Mumun was the ultimate patron of adab, refined and urbane literature. The author al-Tahiri celebrated food and sex in his books Adultery and its Enjoyment, Stories about Slave Boys and, bracingly, Masturbation. Writers could even celebrate female sexual pleasure in a way that sounds very modern. Al-Jahiz (the Bug-Eyed), born in Basra and descended from an enslaved zanj African, won al-Mamun’s patronage with essays on the Quran, translations of Aristotle and worthy polemics but preferred to write about the superiority of black men over white (a subject close to his heart). His Pleasures of Girls and Boys Compared was a compendium of interviews with both sexes about sexual pleasure.*
Al-Mamun hired Jahiz as tutor to his sons, but they were frightened by the writer’s bulging eyes.*
As ruler and imam, sympathetic to the Shia approach and suspicious of literal-minded following of the Hadith, al-Mamun insisted that the Quran was created from God’s word, not literally written by God, and forced his scholars to agree. Jihad was a duty, security a necessity: in 830, al-Mamun, along with his much younger brother al-Mutasim, attacked the Romans. Al-Mutasim persuaded the caliph to buy Turkish slaves – ghilman, tough horse archers with Asiatic faces. In 836, as caliph, al-Mutasim moved from Baghdad to a new capital at Samara where he hoped to be protected by his Turkic praetorians. Instead they took over. In 861, the ghilman murdered a caliph. Discontent among enslaved zanj on the sugar-cane plantations and irrigation works of southern Iraq exploded in 869 into a rebellion of Marsh Arabs and free and enslaved Africans that lasted for fourteen years. It led to the fall of Basra, and the slaughter of all its inhabitants; in 879 the rebels even came close to Baghdad. Some 500,000 people, even a million, were killed in the mayhem, which discouraged Arab rulers in the future from using African slave labour. The revolt fatally weakened the caliphate, just as its Spanish rival was thriving.
THE BLACKBIRD OF CORDOBA
The grandson of the Falcon, Abd al-Rahman II, personified the new ideal of Andalusian machismo and cultured adab, writing poetry and promoting new fashions while fighting Charlemagne’s son Charles the Pious, one of the three who inherited the empire.

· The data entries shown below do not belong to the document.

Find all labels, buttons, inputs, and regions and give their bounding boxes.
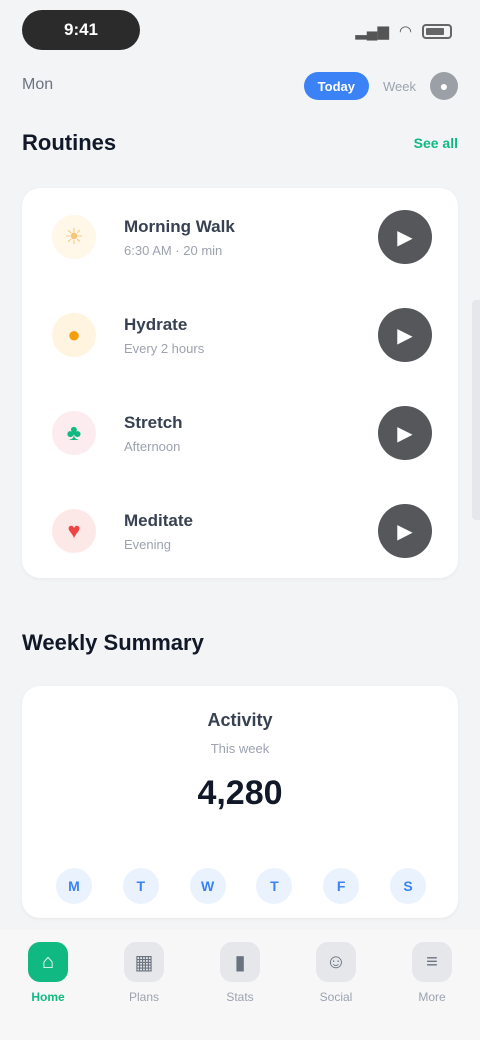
routines-list: ☀ Morning Walk 6:30 AM · 20 min ▶ ● Hydr…	[22, 188, 458, 578]
chart-icon: ▮	[220, 942, 260, 982]
summary-card[interactable]: Activity This week 4,280 M T W T F S	[22, 686, 458, 918]
routines-title: Routines	[22, 130, 117, 155]
tab-plans[interactable]: ▦ Plans	[102, 942, 186, 1040]
tab-bar: ⌂ Home ▦ Plans ▮ Stats ☺ Social ≡ More	[0, 930, 480, 1040]
routines-see-all-link[interactable]: See all	[414, 135, 458, 151]
tab-more[interactable]: ≡ More	[390, 942, 474, 1040]
day-button[interactable]: S	[389, 868, 426, 904]
tab-label: Stats	[226, 990, 254, 1004]
play-button[interactable]: ▶	[378, 406, 432, 460]
home-icon: ⌂	[28, 942, 68, 982]
header-day: Mon	[22, 76, 54, 93]
tab-label: Home	[31, 990, 65, 1004]
tab-label: Plans	[128, 990, 160, 1004]
routine-subtitle: 6:30 AM · 20 min	[124, 242, 223, 258]
play-button[interactable]: ▶	[378, 504, 432, 558]
summary-section-title: Weekly Summary	[22, 630, 204, 655]
day-button[interactable]: W	[189, 868, 226, 904]
segment-today[interactable]: Today	[303, 72, 369, 100]
battery-icon	[422, 23, 452, 39]
day-button[interactable]: M	[56, 868, 92, 904]
menu-icon: ≡	[412, 942, 452, 982]
summary-header: Weekly Summary	[22, 630, 458, 656]
routine-subtitle: Every 2 hours	[124, 340, 205, 356]
header: Mon Today Week ●	[0, 66, 480, 110]
summary-subtitle: This week	[210, 741, 270, 756]
list-item[interactable]: ● Hydrate Every 2 hours ▶	[22, 286, 458, 384]
list-item[interactable]: ♣ Stretch Afternoon ▶	[22, 384, 458, 482]
tab-label: Social	[319, 990, 353, 1004]
summary-title: Activity	[207, 710, 273, 730]
leaf-icon: ♣	[52, 411, 96, 455]
routines-header: Routines See all	[22, 130, 458, 156]
status-icons: ▂▄▆ ◠	[355, 22, 452, 40]
routine-name: Stretch	[124, 412, 183, 432]
routine-name: Hydrate	[124, 314, 188, 334]
list-item[interactable]: ♥ Meditate Evening ▶	[22, 482, 458, 580]
list-item[interactable]: ☀ Morning Walk 6:30 AM · 20 min ▶	[22, 188, 458, 286]
routine-subtitle: Afternoon	[124, 438, 181, 454]
day-row: M T W T F S	[56, 868, 426, 904]
side-scroll-handle[interactable]	[472, 300, 480, 520]
tab-label: More	[418, 990, 446, 1004]
routine-name: Morning Walk	[124, 216, 235, 236]
summary-value: 4,280	[197, 774, 283, 812]
tab-social[interactable]: ☺ Social	[294, 942, 378, 1040]
routine-name: Meditate	[124, 510, 193, 530]
day-button[interactable]: T	[256, 868, 293, 904]
header-controls: Today Week ●	[303, 72, 458, 100]
user-icon[interactable]: ●	[430, 72, 458, 100]
day-button[interactable]: F	[323, 868, 360, 904]
drop-icon: ●	[52, 313, 96, 357]
status-bar: 9:41 ▂▄▆ ◠	[0, 0, 480, 60]
status-time: 9:41	[22, 10, 140, 50]
routine-subtitle: Evening	[124, 536, 171, 552]
signal-icon: ▂▄▆	[355, 23, 389, 40]
heart-icon: ♥	[52, 509, 96, 553]
play-button[interactable]: ▶	[378, 308, 432, 362]
calendar-icon: ▦	[124, 942, 164, 982]
day-button[interactable]: T	[122, 868, 159, 904]
play-button[interactable]: ▶	[378, 210, 432, 264]
segment-week[interactable]: Week	[383, 79, 416, 94]
people-icon: ☺	[316, 942, 356, 982]
tab-stats[interactable]: ▮ Stats	[198, 942, 282, 1040]
tab-home[interactable]: ⌂ Home	[6, 942, 90, 1040]
sun-icon: ☀	[52, 215, 96, 259]
wifi-icon: ◠	[398, 23, 412, 40]
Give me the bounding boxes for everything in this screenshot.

While Charlemagne’s heirs – known after his Latin name Carolus as the Carolingians – fought each other, Abd al-Rahman II held court in Cordoba, which now outstripped Baghdad in its sophistication, a culture personified by a person of colour who called himself the Blackbird and was patronized by the amir. Ziryab, child of zanj sold to Baghdad, was a connoisseur of civilized living who was invited to Cordoba by a Jewish musician. Ziryab not only introduced Persian and Iraqi cuisine, poetry and wit to al-Andalus but also developed the guitar when he added strings to his oud, and founded a music school for girls as well as boys. He invented the concept of the meal that started with soup or salad, moved on to savouries and finished with sweets, served on different plates; fostered the idea of different fashions for the seasons; devised early versions of toothpaste and deodorant (litharge, a lead monoxide compound) and a new hairstyle, a Mohican mullet, with bangs at the front, long at the back and short at the sides, favoured by zanj in Baghdad.
Yet the amir, not just an aficionado of fashionistas and singing girls, was constantly fighting northern Christians and internal challengers, aided by his enslaved corps of ghilman, and a vizier, Nasr, a Christian nobleman captured and castrated by the Muslims. When the amir fell ill, the eunuch tried to fix the succession by bribing a doctor to finish him off with poison. The doctor’s wife informed the amir, who waited until Nasr brought his ‘medicine’ then made him drink it himself.
Then in 844 the era of refined adab was interrupted by a terrifying visitation: a fleet of fifty-four longships appeared out of nowhere bearing a race of shaggy axe-wielding pagans who attacked Seville while another fleet stormed al-Ushbana (Lisbon) and Cadiz. The Vikings had arrived.
* Ali reprimanded her but spared her – and she lived on in Medina for forty years.